Les batteries géantes explorent aujourd’hui un nouveau marché autre que celui de la flexibilité du réseau électrique. Elles pourraient notamment optimiser le fonctionnement des centres de données, dont le nombre explose avec l’essor de l’intelligence artificielle.

En apportant une gestion plus fine de l’énergie, les systèmes de stockage permettraient d’exploiter pleinement ces infrastructures, dont la consommation mondiale équivaut aujourd’hui à celle d’un pays entier.

Lisser les pics de consommation des centres de données

La consommation électrique des centres de données est loin d’être linéaire. Elle est marquée par des pics ponctuels importants, que les opérateurs doivent impérativement anticiper lors de leur raccordement au réseau. Concrètement, ils dimensionnent la puissance souscrite en tenant compte du pic le plus élevé possible afin de garantir une alimentation continue en toutes circonstances.

Une démarche dont le coût est très élevé, car la souscription d’une puissance importante renchérit fortement la facture. De plus, les fournisseurs d’électricité peuvent se montrer réticents face à des demandes de raccordement aussi élevées.

Pour limiter ces contraintes, certains opérateurs choisissent ainsi de réduire la puissance souscrite. En contrepartie, ils doivent brider la consommation de leurs équipements informatiques.

C’est là que les batteries pourraient entrer en jeu. Elles pourraient être mobilisées lors des pics de consommation. Résultat : avec une puissance de raccordement inchangée, l’opérateur peut éviter de limiter ses usages et exploiter pleinement ses infrastructures. Il peut également faire tourner davantage de processeurs afin d’accroître la capacité de calcul dédiée à l’IA.

Comme le résume Alejandro de Diego, analyste interrogé par ESS News : « Grâce à une batterie capable d’absorber ces pics, les opérateurs peuvent en réalité exploiter une capacité de calcul supérieure à celle autorisée par leur contrat de raccordement au réseau ».

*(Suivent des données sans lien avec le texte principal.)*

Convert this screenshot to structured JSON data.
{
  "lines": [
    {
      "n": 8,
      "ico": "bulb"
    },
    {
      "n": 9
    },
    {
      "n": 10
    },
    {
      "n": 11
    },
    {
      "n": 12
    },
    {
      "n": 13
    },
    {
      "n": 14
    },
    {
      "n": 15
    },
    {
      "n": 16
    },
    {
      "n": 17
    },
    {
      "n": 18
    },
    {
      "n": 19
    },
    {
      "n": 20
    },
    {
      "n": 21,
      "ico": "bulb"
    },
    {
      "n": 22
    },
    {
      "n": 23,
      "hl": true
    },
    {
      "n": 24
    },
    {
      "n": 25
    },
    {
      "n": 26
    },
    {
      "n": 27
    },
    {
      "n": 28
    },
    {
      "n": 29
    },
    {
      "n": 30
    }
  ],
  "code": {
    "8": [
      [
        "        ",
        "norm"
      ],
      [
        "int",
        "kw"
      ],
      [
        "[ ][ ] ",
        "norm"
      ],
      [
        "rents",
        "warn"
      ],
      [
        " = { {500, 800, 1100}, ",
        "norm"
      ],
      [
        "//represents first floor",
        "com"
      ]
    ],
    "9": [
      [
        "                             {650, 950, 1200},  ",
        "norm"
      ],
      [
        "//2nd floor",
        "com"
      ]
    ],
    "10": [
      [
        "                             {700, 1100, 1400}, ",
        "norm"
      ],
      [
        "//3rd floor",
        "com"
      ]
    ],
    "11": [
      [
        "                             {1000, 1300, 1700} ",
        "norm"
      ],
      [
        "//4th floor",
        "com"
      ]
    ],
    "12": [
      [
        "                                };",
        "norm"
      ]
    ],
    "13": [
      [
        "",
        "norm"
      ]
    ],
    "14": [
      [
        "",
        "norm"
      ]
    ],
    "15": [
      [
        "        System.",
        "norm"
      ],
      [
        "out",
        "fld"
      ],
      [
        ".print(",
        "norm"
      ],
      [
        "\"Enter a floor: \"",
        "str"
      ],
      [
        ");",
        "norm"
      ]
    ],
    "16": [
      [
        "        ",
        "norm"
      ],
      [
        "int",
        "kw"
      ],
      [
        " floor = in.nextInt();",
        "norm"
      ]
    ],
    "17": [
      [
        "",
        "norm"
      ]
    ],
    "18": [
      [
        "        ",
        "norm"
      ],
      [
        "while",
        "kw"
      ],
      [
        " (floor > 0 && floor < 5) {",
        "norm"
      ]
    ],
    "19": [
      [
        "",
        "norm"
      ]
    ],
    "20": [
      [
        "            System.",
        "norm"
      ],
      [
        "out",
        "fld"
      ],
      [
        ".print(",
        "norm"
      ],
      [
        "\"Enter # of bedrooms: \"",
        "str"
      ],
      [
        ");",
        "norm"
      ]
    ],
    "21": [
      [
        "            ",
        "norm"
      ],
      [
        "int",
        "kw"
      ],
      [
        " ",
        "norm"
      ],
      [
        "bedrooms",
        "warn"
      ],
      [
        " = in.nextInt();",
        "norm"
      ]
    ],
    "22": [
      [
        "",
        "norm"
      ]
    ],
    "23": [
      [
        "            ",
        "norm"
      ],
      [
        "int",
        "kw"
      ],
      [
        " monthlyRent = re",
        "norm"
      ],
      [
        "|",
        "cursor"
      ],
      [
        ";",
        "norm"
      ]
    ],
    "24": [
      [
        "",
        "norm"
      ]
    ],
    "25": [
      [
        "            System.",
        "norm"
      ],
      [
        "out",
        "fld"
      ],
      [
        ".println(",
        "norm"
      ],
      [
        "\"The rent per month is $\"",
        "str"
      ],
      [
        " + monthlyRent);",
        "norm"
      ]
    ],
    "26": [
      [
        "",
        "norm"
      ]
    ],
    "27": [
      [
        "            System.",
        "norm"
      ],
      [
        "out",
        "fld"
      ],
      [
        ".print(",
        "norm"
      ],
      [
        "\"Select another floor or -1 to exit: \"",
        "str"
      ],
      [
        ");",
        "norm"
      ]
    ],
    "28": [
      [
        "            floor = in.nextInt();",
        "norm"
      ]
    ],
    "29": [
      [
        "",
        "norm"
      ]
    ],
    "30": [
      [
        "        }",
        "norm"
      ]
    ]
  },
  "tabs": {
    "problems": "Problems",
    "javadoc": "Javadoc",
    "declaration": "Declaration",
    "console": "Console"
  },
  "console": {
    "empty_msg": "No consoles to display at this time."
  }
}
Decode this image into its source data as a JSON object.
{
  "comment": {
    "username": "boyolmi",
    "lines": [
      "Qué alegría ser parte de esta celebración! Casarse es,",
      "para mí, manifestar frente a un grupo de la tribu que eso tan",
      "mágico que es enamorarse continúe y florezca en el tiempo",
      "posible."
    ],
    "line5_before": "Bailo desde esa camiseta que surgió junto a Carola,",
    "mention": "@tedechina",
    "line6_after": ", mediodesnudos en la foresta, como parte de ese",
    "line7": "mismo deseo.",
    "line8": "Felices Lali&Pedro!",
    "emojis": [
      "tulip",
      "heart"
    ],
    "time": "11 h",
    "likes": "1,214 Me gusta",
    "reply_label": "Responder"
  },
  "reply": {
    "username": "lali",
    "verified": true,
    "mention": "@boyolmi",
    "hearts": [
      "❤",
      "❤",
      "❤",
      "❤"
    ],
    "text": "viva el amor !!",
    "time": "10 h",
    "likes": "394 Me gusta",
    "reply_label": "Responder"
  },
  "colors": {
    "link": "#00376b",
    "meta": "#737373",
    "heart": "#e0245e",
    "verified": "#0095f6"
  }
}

Un nouveau modèle économique basé sur la valeur du calcul

Avec cette nouvelle application, c’est ainsi un tout nouveau marché qui s’ouvre pour les systèmes de stockage. Jusqu’à présent, les batteries intervenaient principalement pour équilibrer le réseau électrique : elles stockent l’électricité lorsque celle-ci est abondante et peu chère, puis la restituent lors des périodes de forte demande, lorsque les prix grimpent.

Tesla Megapack

Avec les centres de données, ce modèle économique change radicalement. Les revenus de la centrale de stockage n’est plus calculé en fonction du prix de l’électricité, mais de la capacité de calcul supplémentaire qu’elle permet de débloquer. Autrement dit, l’installation de stockage est rémunérée, non plus pour l’énergie qu’elle stocke et restitue sur le réseau, mais pour les performances informatiques qu’elle rend possibles.

Selon l’analyste, ce modèle pourrait s’avérer bien plus rentable que les approches traditionnelles basées sur le coût par mégawattheure, en particulier dans un contexte de forte croissance des besoins en calcul liés à l’IA.